Mr Jafari said subsidies or tax incentives were not included as part of the government’s strategy to boost electric vehicle uptake, while fuel efficiency measures were needed to allow more choice for customers.

“(The policy) addresses five per cent of what’s needed, and the five per cent of what it does is good,” he told ABC radio.

“It’s now 2021 and we have been waiting two years for this policy … it’s far too little, too late.”

Some 84 per cent of the population will have access to a charging station, under the government’s plan.

“Australians love their family sedan, farmers rely on their trusted ute and our economy counts on trucks and trains to deliver goods from coast to coast,” Mr Morrison said.

“We will not be forcing Australians out of the car they want to drive or penalising those who can least afford it through bans or taxes.

Labor has accused the government of copying the policies it took to the last election, which was attacked by the coalition in the lead up to the poll.

Labor leader Anthony Albanese said Australia was falling behind globally on electric vehicle uptake.

“What we would do is eliminate the taxes, but also to make sure that companies could take up electric vehicles,” he told the ABC.

“(This is) a government that had a violent opposition to electric vehicles and now we would have it believe that have converted.”

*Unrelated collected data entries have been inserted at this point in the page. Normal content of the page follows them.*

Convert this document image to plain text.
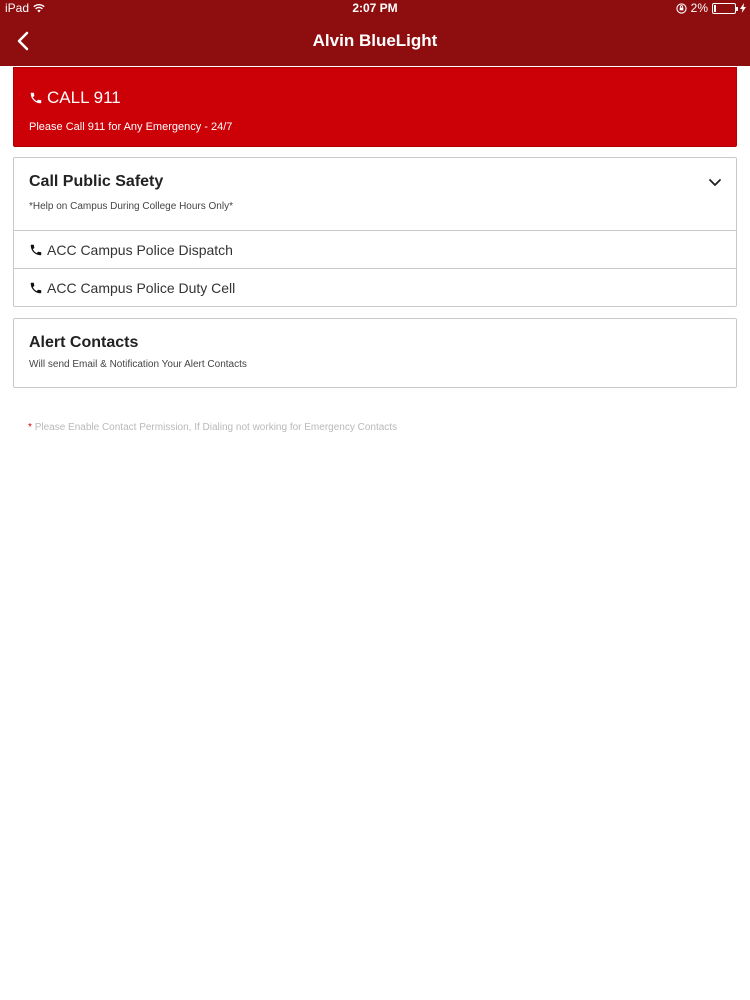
iPad	2:07 PM	2%
Alvin BlueLight
CALL 911
Please Call 911 for Any Emergency - 24/7
Call Public Safety
*Help on Campus During College Hours Only*
ACC Campus Police Dispatch
ACC Campus Police Duty Cell
Alert Contacts
Will send Email & Notification Your Alert Contacts
* Please Enable Contact Permission, If Dialing not working for Emergency Contacts
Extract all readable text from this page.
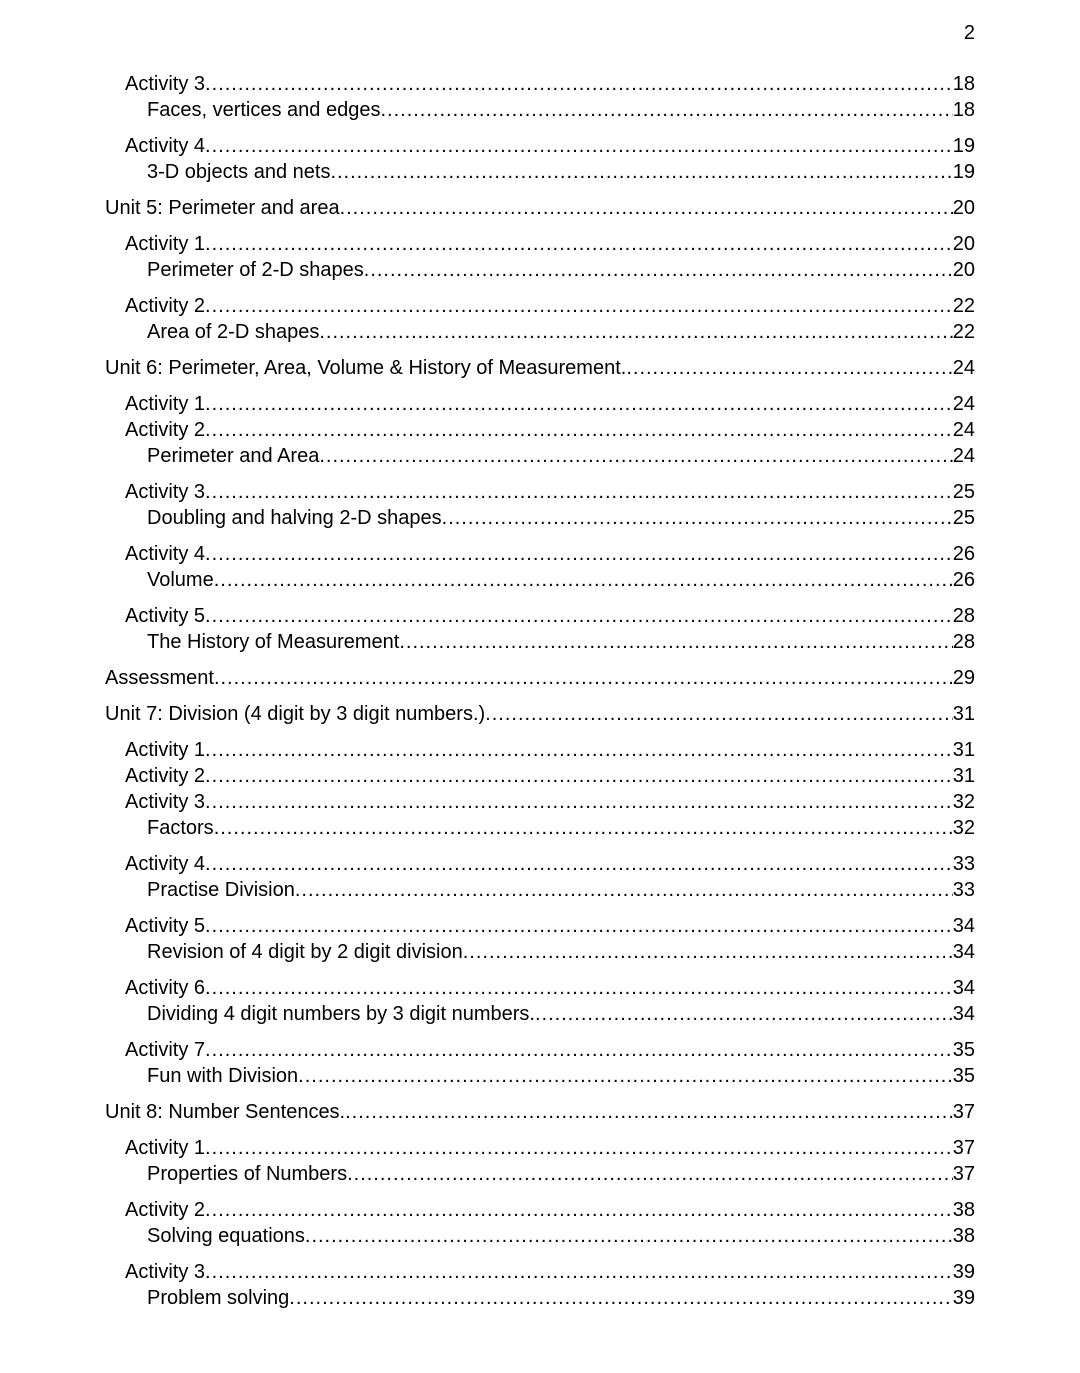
2
Activity 3 .....	18
Faces, vertices and edges .....	18
Activity 4 .....	19
3-D objects and nets .....	19
Unit 5: Perimeter and area .....	20
Activity 1 .....	20
Perimeter of 2-D shapes .....	20
Activity 2 .....	22
Area of 2-D shapes .....	22
Unit 6: Perimeter, Area, Volume & History of Measurement. .....	24
Activity 1 .....	24
Activity 2 .....	24
Perimeter and Area .....	24
Activity 3 .....	25
Doubling and halving 2-D shapes .....	25
Activity 4 .....	26
Volume .....	26
Activity 5 .....	28
The History of Measurement .....	28
Assessment .....	29
Unit 7: Division (4 digit by 3 digit numbers.) .....	31
Activity 1 .....	31
Activity 2 .....	31
Activity 3 .....	32
Factors .....	32
Activity 4 .....	33
Practise Division .....	33
Activity 5 .....	34
Revision of 4 digit by 2 digit division .....	34
Activity 6 .....	34
Dividing 4 digit numbers by 3 digit numbers. .....	34
Activity 7 .....	35
Fun with Division .....	35
Unit 8: Number Sentences. .....	37
Activity 1 .....	37
Properties of Numbers .....	37
Activity 2 .....	38
Solving equations .....	38
Activity 3 .....	39
Problem solving .....	39
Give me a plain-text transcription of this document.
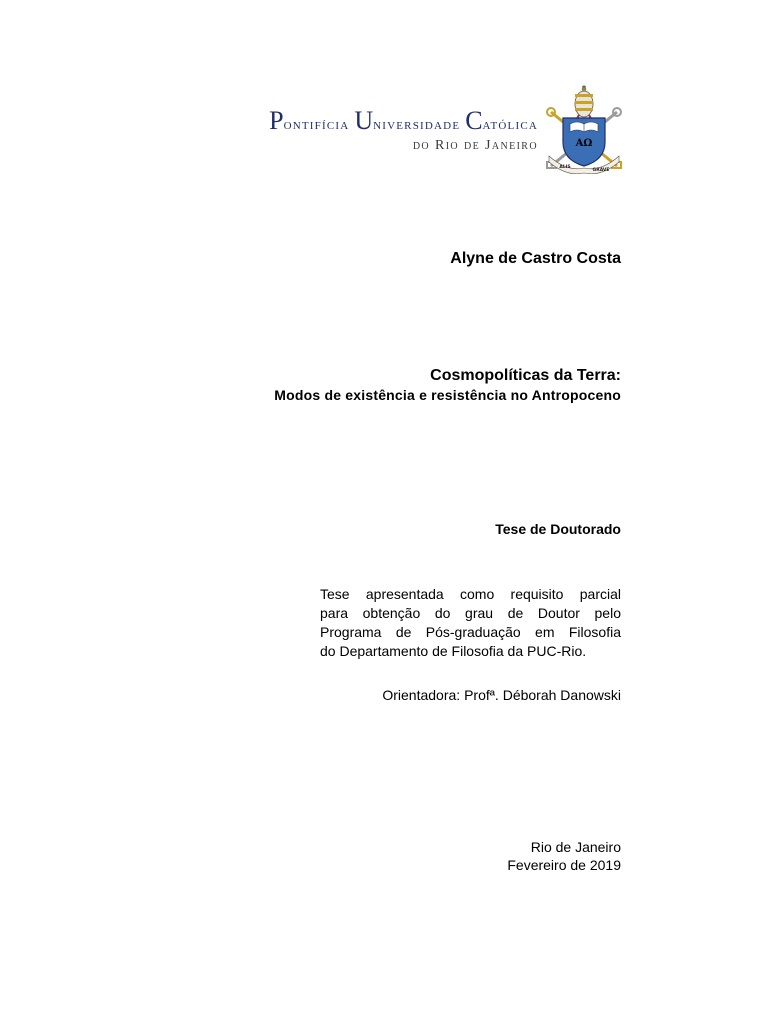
Pontifícia Universidade Católica
do Rio de Janeiro	ΑΩ
ALIS
GRAVE
Alyne de Castro Costa
Cosmopolíticas da Terra:
Modos de existência e resistência no Antropoceno
Tese de Doutorado
Tese apresentada como requisito parcial
para obtenção do grau de Doutor pelo
Programa de Pós-graduação em Filosofia
do Departamento de Filosofia da PUC-Rio.
Orientadora: Profª. Déborah Danowski
Rio de Janeiro
Fevereiro de 2019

In a separate environmental announcement, Labor is promising to spend $200 million fixing up urban waterways if it wins power in the next poll to be held by May 2022.

The program, which involves local governments and community groups, is aimed at improving water quality, reducing localised flooding and restoring habitats.

“Urban waterways are so important for quality of life,” Mr Albanese said.

“More people who live in cities and higher density housing need parks around our waterways right around our cities to engage in recreational activity.”